As I think I mentioned in another comment, I didn’t mention Moore’s law at all because it has relatively little to do with the price-performance trend. It certainly is easy to end up with a superexponential trend when you have an (economic) exponential trend inside a (technological) exponential trend, but as other commenters point out, the economic term itself is probably superexponential, meaning we shouldn’t be surprised to see price-performance to fall more quickly than exponential even without exponential progress in chip speed.
You know those videos where a dog tries to carry a large stick through an opening in a fence, and the stick is too long to fit so it just keeps bumping against the verticals, and it’s obvious to a person watching that the dog would easily get the stick through if it just turned sideways, or rotated its head, or dragged the stick through by one end, or basically did anything at all other than what it is currently doing?

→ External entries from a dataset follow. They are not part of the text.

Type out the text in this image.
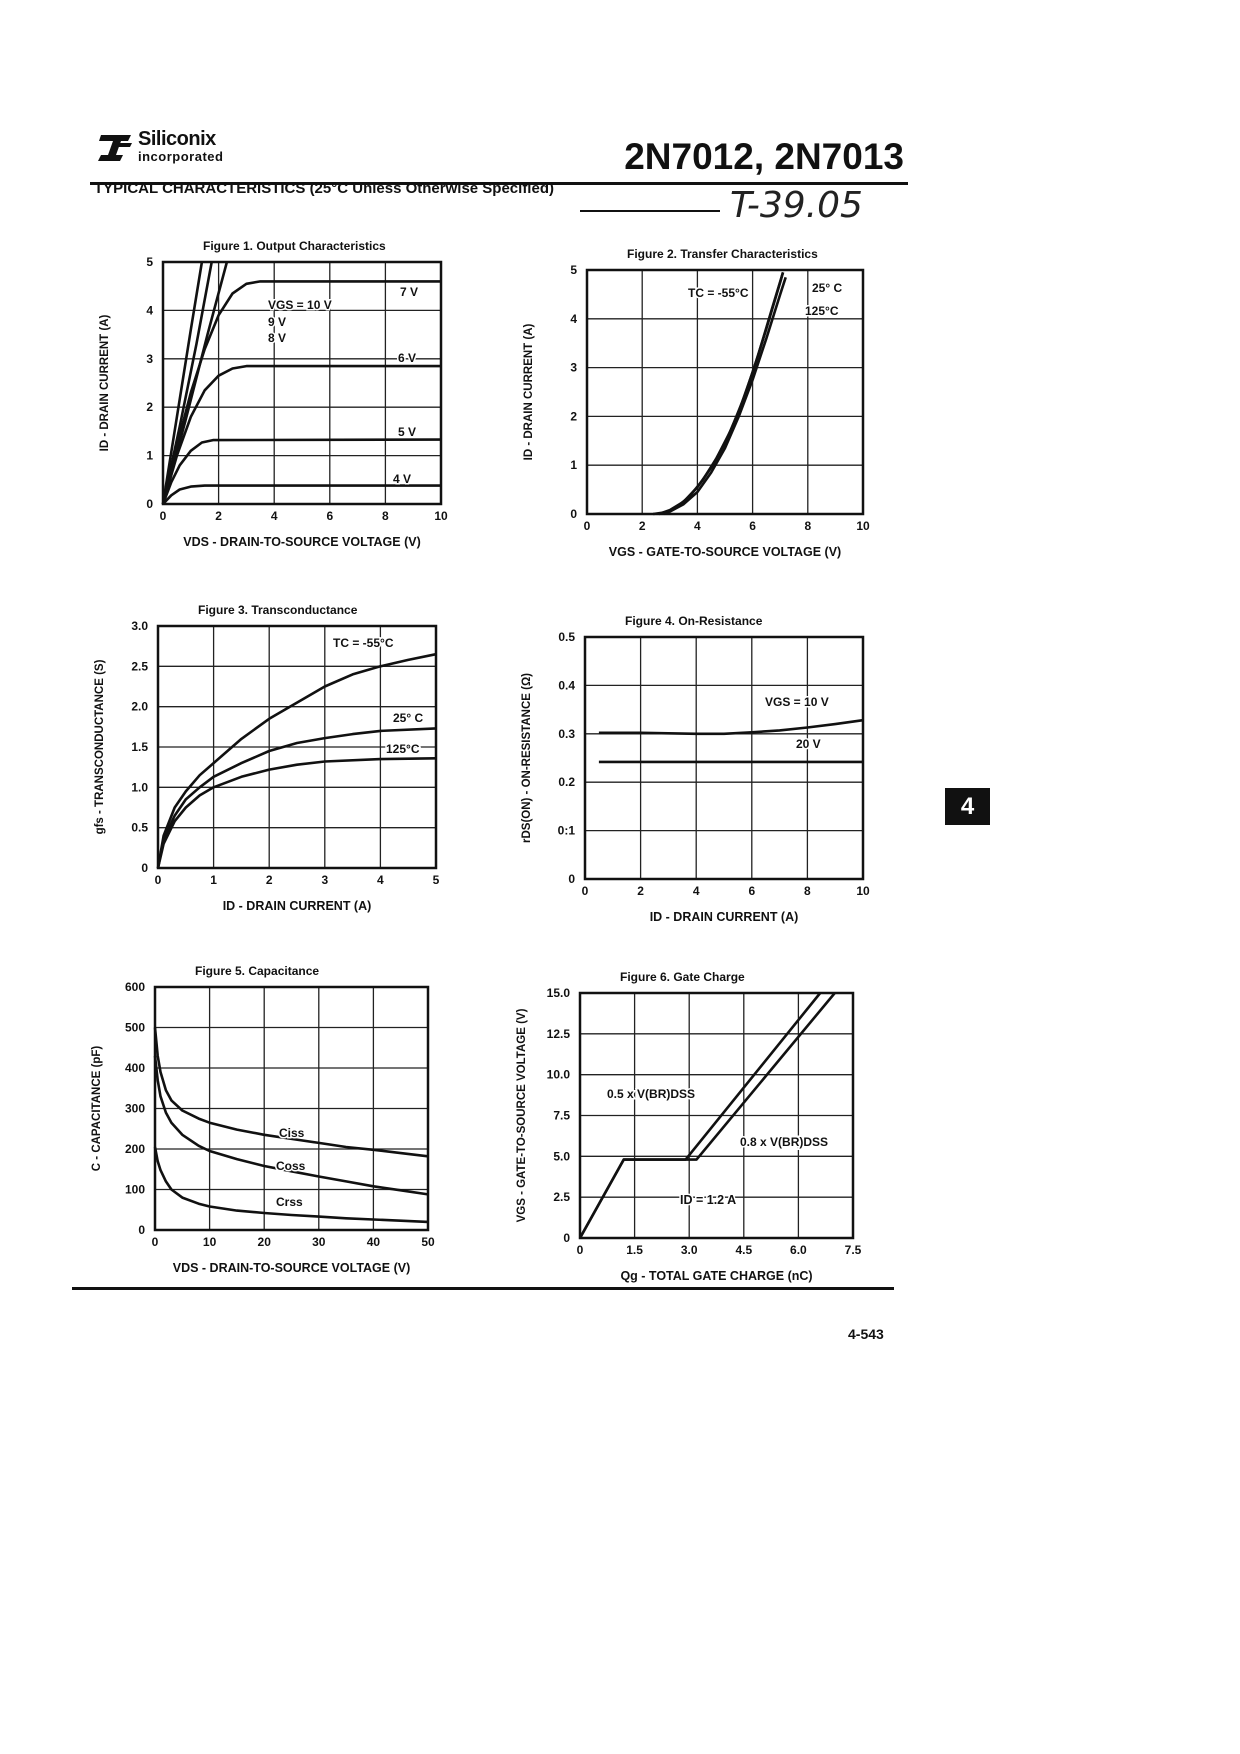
Siliconix
incorporated	2N7012, 2N7013
TYPICAL CHARACTERISTICS (25°C Unless Otherwise Specified)	T-39.05
4
4-543
Figure 1. Output Characteristics
0	2	4	6	8	10
0
1
2
3
4
5
VDS - DRAIN-TO-SOURCE VOLTAGE (V)
ID - DRAIN CURRENT (A)
VGS = 10 V
9 V
8 V
7 V
6 V
5 V
4 V
Figure 2. Transfer Characteristics
0	2	4	6	8	10
0
1
2
3
4
5
VGS - GATE-TO-SOURCE VOLTAGE (V)
ID - DRAIN CURRENT (A)
TC = -55°C	25° C
125°C
Figure 3. Transconductance
0	1	2	3	4	5
0
0.5
1.0
1.5
2.0
2.5
3.0
ID - DRAIN CURRENT (A)
gfs - TRANSCONDUCTANCE (S)
TC = -55°C
25° C
125°C
Figure 4. On-Resistance
0	2	4	6	8	10
0
0:1
0.2
0.3
0.4
0.5
ID - DRAIN CURRENT (A)
rDS(ON) - ON-RESISTANCE (Ω)	VGS = 10 V
20 V
Figure 5. Capacitance
0	10	20	30	40	50
0
100
200
300
400
500
600
VDS - DRAIN-TO-SOURCE VOLTAGE (V)
C - CAPACITANCE (pF)	Ciss
Coss
Crss
Figure 6. Gate Charge
0	1.5	3.0	4.5	6.0	7.5
0
2.5
5.0
7.5
10.0
12.5
15.0
Qg - TOTAL GATE CHARGE (nC)
VGS - GATE-TO-SOURCE VOLTAGE (V)	0.5 x V(BR)DSS
0.8 x V(BR)DSS
ID = 1.2 A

The other day I had on the kitchen counter a sort of floppy cloth place mat that was covered in crumbs and food debris. I tried to lift it and kind of bend it and then pour the crumbs and stuff into the sink. But because it was floppy and soft, instead I poured the crumbs all over the counter and floor. Maybe one-third made it into the sink.
My sister-in-law watched me do all this with the same expression you have on your face when you watch the dog try to get through the gate. We had a good laugh about it.
The point of this story is that smug intellectual superiority is really difficult to maintain when you think about all the moronic buffoonery that you have committed in your life. About all the absolute dumbass mistakes you’ve made. If you really contextualize your own self-image objectively with respect to your brilliancies and your blunders then you can’t help but see yourself as a kind of ridiculous Don Quixote-esque clown, a figure deserving more of bemused pity than anything.
And then you realize, this is just a description of mankind. You and me, benighted fools, are the proper referent for “people.” Dogs baffled by gates, bravely slamming our sticks against the verticals, and sometimes being struck by enough lucky inspiration to think of turning our heads. Locally smart, perhaps, when it concerns our favorite subjects. Capable of amazing things when we’re at our best. But really — try to remember the last time you returned a wave meant for the person standing behind you, while maintaining any sense of general misanthropy. It’s hard not to realize we’re all in this circus together.